Other than that, I really can’t comment. But you’re right, we have the ability to go get capital if we want it.
We certainly have paid down nearly all of our debt. What’s our total debt remaining, like $31 million?
Randy Steward
Yes. $31 million, yes.
$18 million and…
Doug Bryant
$18 million and $13 million, yes.
Randy Steward
Yes.
Doug Bryant
So you’re right, we’re – there’s not a whole lot left, and we would be in a position to do something should we want to.
Alex Nowak
Okay. Got it.
And then Randy, regarding the $535 million guide. If you did exclude the new products like Lyme, TOX and Troponin from that guide, what would the number be?
Randy Steward
I’m sorry. You’re asking of the $535 million, how much is – how much are the new TOX and Troponin…
Alex Nowak
How much are new products? That’s right.
That’s right.
Randy Steward
Yes. We said anywhere in the $3 million to $5 million range in the back half of the year.
Doug Bryant
For those two. And then also, if you include Lyme, it’s a bit more.
Randy Steward
Yes, yes.
Alex Nowak
Okay, got it. Understood.
And then just last question. What is latest on the Danaher/Beckman, call it, their lawsuit.

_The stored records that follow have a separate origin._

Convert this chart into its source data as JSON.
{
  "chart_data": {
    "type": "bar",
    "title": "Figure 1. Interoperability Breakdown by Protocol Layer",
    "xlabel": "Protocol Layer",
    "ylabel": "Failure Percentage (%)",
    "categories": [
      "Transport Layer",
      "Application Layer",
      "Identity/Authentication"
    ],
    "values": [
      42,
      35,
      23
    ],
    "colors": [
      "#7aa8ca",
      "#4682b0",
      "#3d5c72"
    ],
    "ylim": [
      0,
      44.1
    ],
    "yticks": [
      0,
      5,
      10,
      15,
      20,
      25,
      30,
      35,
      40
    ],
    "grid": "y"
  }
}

What are we waiting on and what’s the next steps there?
Doug Bryant
I started the call by saying I wasn’t going to answer questions on the matter, but I did say in the script that oral arguments will be heard on the morning of the 13 of this month.
Alex Nowak
Okay, understood. Thank you.
Operator
[Operator Instructions] That is all the time we have today. Please proceed with your presentation or any closing remarks.
Doug Bryant
So I’ll just end by saying thanks, everyone, for dialing in. We had another great quarter, and I should have pointed out that this actually was the first profitable Q2 we’ve had since the pandemic 10 years ago.
So we’re pretty happy that moving forward, we would expect every single quarter to be profitable, and it’s pretty important milestone for us. So I think we should probably make a cake or something right now.
But I think it was a great quarter for us, and we’re just happy that we got everything done that we thought we would. So take care, everybody.
Operator
Ladies and gentlemen, we thank you for your participation and ask that you please disconnect your lines. Goodbye.